Stage 3: I Am the Master of My Fate

By the time I reached my mid-twenties, the relief of feeling "normal" had abated, and I felt more confident in my natural state. Outside the heinous torture bubble of adolescence, not having perfectly smooth legs wasn't really a source of insecurity for me anymore. I had adult problems to worry about and stressing about my body hair stopped being a priority. Essentially, I just grew up and got over it. Judging myself based on social norms I'd unthinkingly bought into (brought to you by the magic and mysticism of bullying/the patriarchy) was something I literally didn't have time for. I realized that normative "feminine" standards were bullshit and the only times I "needed" to get a wax were whenever I damned felt like it.

But as comfortable as I was with myself, I'd still "politely" cover my body hair in public/professional settings if I chose to let it grow out, even if it meant pants and sleeves in the summer. Even though I worked at a media startup where the dudes dressed like garbage, I believed it was "unseemly" to come to work with my body hair showing as a feminine-identified woman. I was already being so very ~rebellious~ by not wearing makeup to work. I didn't want to offend any further.

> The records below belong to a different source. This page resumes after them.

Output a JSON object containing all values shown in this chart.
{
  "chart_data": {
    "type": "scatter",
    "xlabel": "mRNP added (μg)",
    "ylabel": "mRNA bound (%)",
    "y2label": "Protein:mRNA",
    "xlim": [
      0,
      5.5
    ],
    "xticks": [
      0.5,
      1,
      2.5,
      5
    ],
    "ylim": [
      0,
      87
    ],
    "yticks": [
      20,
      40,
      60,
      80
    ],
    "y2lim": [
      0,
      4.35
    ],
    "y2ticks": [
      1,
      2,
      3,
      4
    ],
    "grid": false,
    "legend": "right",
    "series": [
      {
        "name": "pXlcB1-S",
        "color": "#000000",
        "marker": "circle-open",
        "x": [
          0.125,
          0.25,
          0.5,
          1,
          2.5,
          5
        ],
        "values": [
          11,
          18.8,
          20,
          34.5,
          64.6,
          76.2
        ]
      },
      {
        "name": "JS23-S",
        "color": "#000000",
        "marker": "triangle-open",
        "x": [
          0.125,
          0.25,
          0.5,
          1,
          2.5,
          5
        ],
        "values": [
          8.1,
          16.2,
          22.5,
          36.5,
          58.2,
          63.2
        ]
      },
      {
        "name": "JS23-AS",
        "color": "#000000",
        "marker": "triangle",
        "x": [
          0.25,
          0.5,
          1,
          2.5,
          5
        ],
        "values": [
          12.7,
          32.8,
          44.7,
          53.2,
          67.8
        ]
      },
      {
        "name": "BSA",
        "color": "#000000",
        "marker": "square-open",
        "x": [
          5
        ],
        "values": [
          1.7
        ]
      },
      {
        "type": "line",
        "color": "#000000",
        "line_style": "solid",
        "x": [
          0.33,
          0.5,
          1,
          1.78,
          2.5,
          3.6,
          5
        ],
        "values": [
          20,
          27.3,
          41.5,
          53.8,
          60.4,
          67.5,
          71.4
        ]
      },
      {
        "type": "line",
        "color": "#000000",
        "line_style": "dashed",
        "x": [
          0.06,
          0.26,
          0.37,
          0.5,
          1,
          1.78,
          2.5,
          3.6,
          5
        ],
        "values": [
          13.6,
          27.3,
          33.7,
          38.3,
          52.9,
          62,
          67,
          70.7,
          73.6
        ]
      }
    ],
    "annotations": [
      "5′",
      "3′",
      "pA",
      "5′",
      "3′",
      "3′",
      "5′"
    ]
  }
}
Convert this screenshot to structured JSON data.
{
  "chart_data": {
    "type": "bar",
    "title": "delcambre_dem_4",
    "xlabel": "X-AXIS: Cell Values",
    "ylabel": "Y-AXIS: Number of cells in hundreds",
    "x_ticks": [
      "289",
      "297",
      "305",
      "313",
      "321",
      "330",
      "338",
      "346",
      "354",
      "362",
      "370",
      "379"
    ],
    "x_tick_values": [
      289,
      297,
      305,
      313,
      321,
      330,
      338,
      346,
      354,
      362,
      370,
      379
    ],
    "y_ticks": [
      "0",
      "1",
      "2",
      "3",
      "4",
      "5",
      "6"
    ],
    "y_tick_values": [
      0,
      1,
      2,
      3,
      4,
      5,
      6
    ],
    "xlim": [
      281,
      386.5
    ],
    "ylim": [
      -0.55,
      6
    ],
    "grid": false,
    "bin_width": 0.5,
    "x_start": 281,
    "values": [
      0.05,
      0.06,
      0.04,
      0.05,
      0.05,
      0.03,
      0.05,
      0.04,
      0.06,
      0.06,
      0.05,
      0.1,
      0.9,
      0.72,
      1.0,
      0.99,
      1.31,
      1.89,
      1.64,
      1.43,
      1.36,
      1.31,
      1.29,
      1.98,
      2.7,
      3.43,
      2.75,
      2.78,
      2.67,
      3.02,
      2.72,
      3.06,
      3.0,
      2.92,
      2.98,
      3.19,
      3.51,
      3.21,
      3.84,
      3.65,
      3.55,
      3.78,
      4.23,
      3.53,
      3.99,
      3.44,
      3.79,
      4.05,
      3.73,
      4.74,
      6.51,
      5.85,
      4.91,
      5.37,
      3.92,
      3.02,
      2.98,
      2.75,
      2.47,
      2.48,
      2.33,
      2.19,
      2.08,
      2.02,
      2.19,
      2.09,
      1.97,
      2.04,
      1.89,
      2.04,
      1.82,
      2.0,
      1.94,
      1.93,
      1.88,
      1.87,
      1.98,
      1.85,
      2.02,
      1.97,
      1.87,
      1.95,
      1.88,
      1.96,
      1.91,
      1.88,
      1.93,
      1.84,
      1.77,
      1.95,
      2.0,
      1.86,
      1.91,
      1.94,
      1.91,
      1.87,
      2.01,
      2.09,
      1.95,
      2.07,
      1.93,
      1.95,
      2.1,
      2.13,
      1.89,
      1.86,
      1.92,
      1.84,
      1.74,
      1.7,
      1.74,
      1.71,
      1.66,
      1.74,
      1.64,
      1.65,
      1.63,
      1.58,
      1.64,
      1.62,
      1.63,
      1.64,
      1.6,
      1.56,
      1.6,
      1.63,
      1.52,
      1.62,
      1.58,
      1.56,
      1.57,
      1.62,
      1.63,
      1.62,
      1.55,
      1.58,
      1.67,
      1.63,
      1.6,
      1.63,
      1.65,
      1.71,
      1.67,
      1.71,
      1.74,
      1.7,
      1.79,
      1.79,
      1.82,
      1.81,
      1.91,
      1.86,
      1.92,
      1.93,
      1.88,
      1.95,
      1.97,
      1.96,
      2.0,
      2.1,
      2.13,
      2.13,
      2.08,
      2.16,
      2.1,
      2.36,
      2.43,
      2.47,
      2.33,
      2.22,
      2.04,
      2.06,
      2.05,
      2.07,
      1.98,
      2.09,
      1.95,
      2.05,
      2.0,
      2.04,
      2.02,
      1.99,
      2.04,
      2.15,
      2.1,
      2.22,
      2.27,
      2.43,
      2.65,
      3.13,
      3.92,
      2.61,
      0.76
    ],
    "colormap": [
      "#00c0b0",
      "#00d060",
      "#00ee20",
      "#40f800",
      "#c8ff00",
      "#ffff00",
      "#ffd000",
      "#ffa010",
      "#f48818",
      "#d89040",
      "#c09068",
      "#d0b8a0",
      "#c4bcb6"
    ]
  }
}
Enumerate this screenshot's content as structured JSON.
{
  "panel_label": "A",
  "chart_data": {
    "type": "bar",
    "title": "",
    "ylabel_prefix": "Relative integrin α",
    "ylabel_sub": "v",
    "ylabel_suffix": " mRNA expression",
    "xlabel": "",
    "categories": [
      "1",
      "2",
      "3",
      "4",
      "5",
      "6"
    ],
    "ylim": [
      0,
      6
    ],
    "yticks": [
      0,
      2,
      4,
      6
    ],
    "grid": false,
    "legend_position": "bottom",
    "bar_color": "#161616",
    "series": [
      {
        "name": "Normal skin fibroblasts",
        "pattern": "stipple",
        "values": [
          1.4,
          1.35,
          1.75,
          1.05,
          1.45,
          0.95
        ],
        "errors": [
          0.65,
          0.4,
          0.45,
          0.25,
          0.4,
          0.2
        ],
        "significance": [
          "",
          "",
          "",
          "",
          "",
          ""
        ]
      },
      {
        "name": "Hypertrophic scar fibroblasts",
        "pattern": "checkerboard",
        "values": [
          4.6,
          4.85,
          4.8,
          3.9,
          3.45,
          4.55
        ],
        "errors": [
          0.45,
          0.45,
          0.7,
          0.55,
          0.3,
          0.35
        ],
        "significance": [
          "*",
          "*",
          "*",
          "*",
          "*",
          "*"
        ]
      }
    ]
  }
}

Curiously, I think that if I embodied a Masculine of Center (MOC) gender presentation, then no one would have given a second glance to my unshaven legs beneath seersucker bermuda shorts. (I'd be a really well-tailored, dapper butch.) We're used to the idea, or somehow less offended by, MOC folks who choose to sport body hair. But something about a femme in a skirt and heels with furry legs in between is off-putting to people. And The Male Gaze doesn't come exclusively from straight cis men — I've literally had a butch partner pin me down and pluck my chin whiskers in frustration that I just let them grow without much mind. (Sorry my facial hair threatens your identity?)

Which brings me to:

Stage 4: Self-Actualization

I finally moved past "not caring" about my body hair. I stopped hiding fuzz out of some sense of "propriety." Now, I actually specifically let my hair grow out for shorts-and-tank-top season, because I believe that it's important to publicly challenge the idea that body hair isn't feminine. And the easiest way to do that is visibility. So I began to strategically pair a bustier with underarm tufts or high-waisted shorts with a couple months' worth of leg hair growth, because, for me, the most effective way to rail against the idea that body hair isn't feminine is to be hella feminine and show off body hair.

Visible body hair on an otherwise feminine-presenting person isn't impolite, or unseemly, or unprofessional. The idea that someone is threatening the respectability of the work place by wearing a skirt suit with unshaven legs is just as bullying and offensive as the 13-year old boys who'd leave Daisy razors on my desk for me to find in middle school.

At the very least, I hope a pubescent girl who's growing morose about her burgeoning body hair sees me on the subway in full makeup rocking full underarm bush and thinks to herself, "Hey! She's really pretty but also has lots of thick, coarse, gnarly body hair, just like me!" And maybe that's OK, too.